Çocukluğunuza yolculuk yapmaya ne dersiniz? Çocukluğunuza gidin ve hayatınızın olumsuzluklarıyla yüzleşin. Çocukluğunuzu affettiğiniz an kendinizi de affettiğinizi göreceksiniz... Yeni bir hayatla birbirinize kavuşacaksınız...
Aykut Oğut’un kitabını aldığımda, pek çok kişisel gelişim kitabında olduğu gibi, bu kitap bana ne katkı sağlayacak derken, birden yıllardır aradığım büyük bir ‘sır’la karşılaştım. Hepimizin bildiği gibi hayatımızdaki hikayelerin yazarı da, rol dağıtıcısı da sizsiniz. Hikayelerinizde rol alanlar da sizin senaryonuza uygun rol yapmak zorundalar, farklı bir şey yapmasalar dahi algılarınız onların farklı rollerde olmalarını engelliyor. Çünkü siz çok güçlü bir yazarsınız. Algılarınızdan çıkan ne ise o oluyor. Yani kaçış yok. Kendinize bir iyilik yapın ve film sektöründeki bu gücünüzü göz ardı etmeyin. Gerçekten mutlu olabilmek için önce kendimizi tanımalı, yapabileceklerimizi keşfetmeli, keşfettiklerimizi de benimsemeliyiz.
Görmezlikten gelirsek bizi mutsuz eden deneyimleri tekrar tekrar yaşar hale gelebiliriz. Her defasında canımız daha da acır. Canımız acır ise biz de başkalarının canını acıtırız. Başkalarını her acıttığımızda kendimizi acıtıyoruzdur. Yani ne ekiyorsak onu biçiyoruzdur.
İçimizdeki kayıt makinesindeki kayıtlar artıkça, daha da rahatsız oluruz. Gittikçe öfkemiz artar. Öfke nefret haline geçer ise hasar daha da artabilir. İşte bu durumda canını acıttığımız kimselerin bizi affetmesi dahi işe yaramaz; burada önemli olan kendimizi affetmemizdir.
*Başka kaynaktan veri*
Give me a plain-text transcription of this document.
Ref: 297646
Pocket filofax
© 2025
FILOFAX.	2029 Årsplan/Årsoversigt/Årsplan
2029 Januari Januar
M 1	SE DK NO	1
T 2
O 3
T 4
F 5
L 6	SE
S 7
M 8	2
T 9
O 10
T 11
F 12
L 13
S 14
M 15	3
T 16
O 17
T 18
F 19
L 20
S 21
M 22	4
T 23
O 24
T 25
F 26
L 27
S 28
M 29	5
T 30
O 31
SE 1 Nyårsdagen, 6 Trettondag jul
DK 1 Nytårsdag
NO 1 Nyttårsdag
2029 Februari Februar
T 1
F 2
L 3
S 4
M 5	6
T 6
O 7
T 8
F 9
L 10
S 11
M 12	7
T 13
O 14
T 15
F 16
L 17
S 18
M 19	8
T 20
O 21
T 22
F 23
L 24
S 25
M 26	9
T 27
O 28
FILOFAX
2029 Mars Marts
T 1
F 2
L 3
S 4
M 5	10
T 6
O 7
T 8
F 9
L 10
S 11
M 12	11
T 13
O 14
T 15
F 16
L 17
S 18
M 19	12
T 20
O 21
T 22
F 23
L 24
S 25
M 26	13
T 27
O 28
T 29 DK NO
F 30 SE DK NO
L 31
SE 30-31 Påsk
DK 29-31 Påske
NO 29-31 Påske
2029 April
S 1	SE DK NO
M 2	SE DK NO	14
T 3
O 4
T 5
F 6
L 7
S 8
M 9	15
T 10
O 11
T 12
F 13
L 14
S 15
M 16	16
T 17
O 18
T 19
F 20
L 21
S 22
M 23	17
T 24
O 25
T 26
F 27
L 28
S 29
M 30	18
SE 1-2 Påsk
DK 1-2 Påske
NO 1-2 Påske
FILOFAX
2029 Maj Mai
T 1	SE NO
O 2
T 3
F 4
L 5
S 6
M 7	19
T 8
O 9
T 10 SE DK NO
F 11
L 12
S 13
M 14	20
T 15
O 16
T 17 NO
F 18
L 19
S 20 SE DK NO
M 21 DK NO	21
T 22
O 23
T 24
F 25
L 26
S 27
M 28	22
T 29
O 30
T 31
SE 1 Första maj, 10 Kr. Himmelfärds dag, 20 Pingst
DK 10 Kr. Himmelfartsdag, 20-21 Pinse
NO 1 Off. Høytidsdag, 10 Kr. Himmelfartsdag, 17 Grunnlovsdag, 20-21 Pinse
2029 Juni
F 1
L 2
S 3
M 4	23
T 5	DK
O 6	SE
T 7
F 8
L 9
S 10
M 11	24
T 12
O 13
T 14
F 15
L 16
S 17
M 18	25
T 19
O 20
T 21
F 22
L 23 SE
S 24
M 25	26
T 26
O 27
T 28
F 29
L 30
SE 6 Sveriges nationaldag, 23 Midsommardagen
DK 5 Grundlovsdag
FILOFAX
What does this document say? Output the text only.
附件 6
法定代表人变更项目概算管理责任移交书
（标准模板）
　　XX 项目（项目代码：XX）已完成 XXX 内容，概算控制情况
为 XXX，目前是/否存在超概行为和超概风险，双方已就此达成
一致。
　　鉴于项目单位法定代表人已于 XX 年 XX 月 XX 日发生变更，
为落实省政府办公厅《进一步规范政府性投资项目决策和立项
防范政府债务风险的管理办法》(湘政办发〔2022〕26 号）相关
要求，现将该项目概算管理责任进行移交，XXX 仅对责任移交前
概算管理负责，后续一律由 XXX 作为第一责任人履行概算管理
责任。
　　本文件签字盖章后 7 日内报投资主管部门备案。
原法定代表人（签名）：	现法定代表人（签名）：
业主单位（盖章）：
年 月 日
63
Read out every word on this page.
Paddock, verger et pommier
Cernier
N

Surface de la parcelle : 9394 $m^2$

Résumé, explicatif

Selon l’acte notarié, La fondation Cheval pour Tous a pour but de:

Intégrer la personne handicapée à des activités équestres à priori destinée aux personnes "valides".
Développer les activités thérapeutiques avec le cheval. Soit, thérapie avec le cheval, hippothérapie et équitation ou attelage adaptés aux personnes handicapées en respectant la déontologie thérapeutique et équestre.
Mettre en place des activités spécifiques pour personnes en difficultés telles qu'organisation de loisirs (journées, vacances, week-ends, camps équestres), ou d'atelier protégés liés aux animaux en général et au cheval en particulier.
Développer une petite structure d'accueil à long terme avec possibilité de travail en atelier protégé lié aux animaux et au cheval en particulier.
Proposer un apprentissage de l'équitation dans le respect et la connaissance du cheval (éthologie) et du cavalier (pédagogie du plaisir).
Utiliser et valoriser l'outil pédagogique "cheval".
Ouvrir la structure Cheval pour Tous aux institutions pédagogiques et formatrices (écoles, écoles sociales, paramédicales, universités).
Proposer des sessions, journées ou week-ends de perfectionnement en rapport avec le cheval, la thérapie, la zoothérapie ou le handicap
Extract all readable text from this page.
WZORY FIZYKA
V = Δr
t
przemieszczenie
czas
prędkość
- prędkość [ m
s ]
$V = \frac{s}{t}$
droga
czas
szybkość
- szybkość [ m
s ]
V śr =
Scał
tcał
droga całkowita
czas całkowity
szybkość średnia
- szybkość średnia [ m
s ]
Kişinin kendini affetmesi ise ne ilginçtir ki; çocukluğunu affetmesiyle başlayacaktır. İnsan, kendi çocukluğunu affedebilir mi? Kendi çocukluğu ile yüzleşebilir mi?
Evet, çok farklı bir deneyim yaşamak isterseniz size tavsiyem, “hipnoz yöntemi”ni kullanmanızdır. Geçtiğimiz hafta içinde bir “çılgınlık” yaparak, sabah 07.00 uçağıyla İstanbul’a gittim ve saat 15.00 uçağıyla İzmir’e döndüm. Saat 11.00’de oldukça etkileyici bir deneyim beni bekliyordu. Hipnoz yöntemiyle insanların sahip oldukları pek çok olumsuz alışkanlığın ortadan kaldırılabileceğini duymuştum. Bu deneyimi yaşamalıydım ve kendimi boğaza bakan bir evde bulduğumda, geçmişimle ilgili ne kadar gerilere gideceğimi merak ediyordum. Beklenen an geldi, çok pozitif bir hanım odaya girdi. Hani televizyonlarda gördüğümüz hipnoz aracı olan “saat” elinde yoktu. Yanıma oturdu ve gözlerimi kapamamı ve rahatlamamı istedi. Ne ile karşılaşacağımı bilmiyordum, o andan itibaren akışa bıraktım kendimi…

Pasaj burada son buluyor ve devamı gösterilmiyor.